The Greek bank had to put its Turkish subsidiary up for sale to plug a capital shortfall identified by European Central Bank stress tests in October.
Deal-hungry QNB, half-owned by Qatar’s sovereign wealth fund, has previously set out ambitions to become the largest bank in the Middle East and Africa by 2017.
“This transaction is a significant milestone in QNB’s vision to becoming a Middle East, Africa icon by 2017 and a leading global bank by 2030,” QNB chief executive Ali Ahmed Al Kuwari said in a statement yesterday.
As part of its aim to overtake the region’s top lender, Africa Standard Bank, it bought Societe Generale’s Egyptian business for $2bn in 2013, and last year acquired a 23.5 per cent stake in pan-African lender Ecobank International.

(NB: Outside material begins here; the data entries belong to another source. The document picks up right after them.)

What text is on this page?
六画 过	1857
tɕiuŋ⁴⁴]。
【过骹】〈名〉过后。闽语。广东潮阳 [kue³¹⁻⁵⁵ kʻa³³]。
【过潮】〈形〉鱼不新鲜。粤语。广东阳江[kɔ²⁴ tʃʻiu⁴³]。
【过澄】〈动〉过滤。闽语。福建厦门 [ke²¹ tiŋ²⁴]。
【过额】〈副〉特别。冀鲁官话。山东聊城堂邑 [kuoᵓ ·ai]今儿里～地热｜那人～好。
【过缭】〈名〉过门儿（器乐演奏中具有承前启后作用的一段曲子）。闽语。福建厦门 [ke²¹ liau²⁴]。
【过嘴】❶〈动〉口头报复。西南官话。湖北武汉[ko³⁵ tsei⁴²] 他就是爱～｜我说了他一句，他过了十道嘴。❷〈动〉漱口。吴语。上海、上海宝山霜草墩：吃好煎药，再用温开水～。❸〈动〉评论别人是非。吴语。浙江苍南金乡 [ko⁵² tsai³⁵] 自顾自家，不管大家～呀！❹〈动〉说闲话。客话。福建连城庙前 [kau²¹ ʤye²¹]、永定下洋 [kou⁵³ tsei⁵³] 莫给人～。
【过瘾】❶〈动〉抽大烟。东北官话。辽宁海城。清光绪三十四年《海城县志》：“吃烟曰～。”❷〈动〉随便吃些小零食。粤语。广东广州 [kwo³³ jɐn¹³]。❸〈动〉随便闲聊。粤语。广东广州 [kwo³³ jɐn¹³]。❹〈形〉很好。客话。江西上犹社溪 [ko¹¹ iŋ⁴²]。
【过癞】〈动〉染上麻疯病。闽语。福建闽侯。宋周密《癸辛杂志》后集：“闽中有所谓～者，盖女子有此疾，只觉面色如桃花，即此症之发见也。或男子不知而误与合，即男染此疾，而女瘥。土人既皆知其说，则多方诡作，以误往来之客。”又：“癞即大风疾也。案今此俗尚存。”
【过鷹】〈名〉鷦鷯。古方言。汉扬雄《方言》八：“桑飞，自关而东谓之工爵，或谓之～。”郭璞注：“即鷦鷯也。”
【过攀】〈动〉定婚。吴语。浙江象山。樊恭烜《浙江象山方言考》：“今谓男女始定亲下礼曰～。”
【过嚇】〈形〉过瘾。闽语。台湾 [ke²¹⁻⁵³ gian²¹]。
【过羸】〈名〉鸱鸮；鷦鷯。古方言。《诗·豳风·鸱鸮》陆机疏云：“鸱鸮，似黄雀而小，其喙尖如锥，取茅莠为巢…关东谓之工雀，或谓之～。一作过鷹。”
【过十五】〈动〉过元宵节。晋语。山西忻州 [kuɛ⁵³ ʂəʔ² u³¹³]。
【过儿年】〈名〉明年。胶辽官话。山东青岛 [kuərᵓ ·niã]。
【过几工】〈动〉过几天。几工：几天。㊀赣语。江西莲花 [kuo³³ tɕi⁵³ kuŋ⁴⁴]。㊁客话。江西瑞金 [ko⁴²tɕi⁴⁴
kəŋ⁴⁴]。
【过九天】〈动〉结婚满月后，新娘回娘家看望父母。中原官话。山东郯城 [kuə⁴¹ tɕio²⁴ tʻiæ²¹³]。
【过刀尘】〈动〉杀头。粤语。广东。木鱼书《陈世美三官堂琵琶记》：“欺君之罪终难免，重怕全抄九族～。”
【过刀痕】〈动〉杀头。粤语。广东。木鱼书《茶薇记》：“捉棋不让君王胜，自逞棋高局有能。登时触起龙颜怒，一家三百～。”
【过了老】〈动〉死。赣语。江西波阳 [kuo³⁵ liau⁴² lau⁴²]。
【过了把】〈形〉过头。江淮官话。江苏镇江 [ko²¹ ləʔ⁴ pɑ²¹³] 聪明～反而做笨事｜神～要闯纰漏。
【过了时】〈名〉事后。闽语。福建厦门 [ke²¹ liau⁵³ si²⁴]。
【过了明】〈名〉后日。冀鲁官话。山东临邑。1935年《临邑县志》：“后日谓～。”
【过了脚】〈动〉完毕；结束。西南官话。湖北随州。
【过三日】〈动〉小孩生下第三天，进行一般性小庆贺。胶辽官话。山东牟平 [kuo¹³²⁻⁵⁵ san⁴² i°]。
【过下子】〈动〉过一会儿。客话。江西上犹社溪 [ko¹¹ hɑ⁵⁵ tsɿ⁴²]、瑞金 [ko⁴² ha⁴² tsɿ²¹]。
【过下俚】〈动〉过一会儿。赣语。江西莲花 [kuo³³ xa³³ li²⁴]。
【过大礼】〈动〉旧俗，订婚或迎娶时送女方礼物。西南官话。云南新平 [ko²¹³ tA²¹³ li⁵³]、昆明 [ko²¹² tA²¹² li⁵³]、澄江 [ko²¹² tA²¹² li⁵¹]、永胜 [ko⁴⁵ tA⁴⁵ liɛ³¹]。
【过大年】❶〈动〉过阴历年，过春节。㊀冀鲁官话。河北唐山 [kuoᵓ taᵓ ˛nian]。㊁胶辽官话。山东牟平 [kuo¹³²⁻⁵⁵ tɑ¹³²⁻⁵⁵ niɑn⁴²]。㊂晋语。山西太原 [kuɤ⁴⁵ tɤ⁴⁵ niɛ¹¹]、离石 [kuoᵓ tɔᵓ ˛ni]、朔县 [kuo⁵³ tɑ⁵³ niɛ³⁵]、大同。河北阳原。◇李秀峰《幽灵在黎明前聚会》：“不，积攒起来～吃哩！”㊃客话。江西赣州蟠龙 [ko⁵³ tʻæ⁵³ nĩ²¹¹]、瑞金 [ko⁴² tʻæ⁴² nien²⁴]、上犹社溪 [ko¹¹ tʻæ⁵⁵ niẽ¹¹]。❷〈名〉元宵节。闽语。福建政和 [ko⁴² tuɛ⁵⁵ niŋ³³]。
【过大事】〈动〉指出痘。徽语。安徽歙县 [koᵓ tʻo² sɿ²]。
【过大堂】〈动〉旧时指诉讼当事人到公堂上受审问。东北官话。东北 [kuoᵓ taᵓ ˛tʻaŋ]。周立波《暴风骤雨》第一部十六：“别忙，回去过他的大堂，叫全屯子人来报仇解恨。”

Finansbank is the fifth largest privately owned bank by assets, deposits and loans in Turkey and has one of the highest capital adequacy
ratios among Turkish banks.
NBG, 40pc owned by the country’s bank rescue fund, said the sale price implied a price-to-tangible book value of around one, representing a premium to the average market value of Turkish banks.
The Greek bank will use the proceeds to pay back 2bn euros of aid from the Hellenic Financial Stability Fund, cutting its annual costs by 150m euros.
QNB said it will finance the purchase of the 99.81pc stake through its own funds and will remain strongly capitalised after the acquisition.
The bank had a total capital adequacy ratio of 14pc at the end of September.
The closing of the transaction, subject to regulatory approval, is expected to be complete in the first half of 2016, QNB said.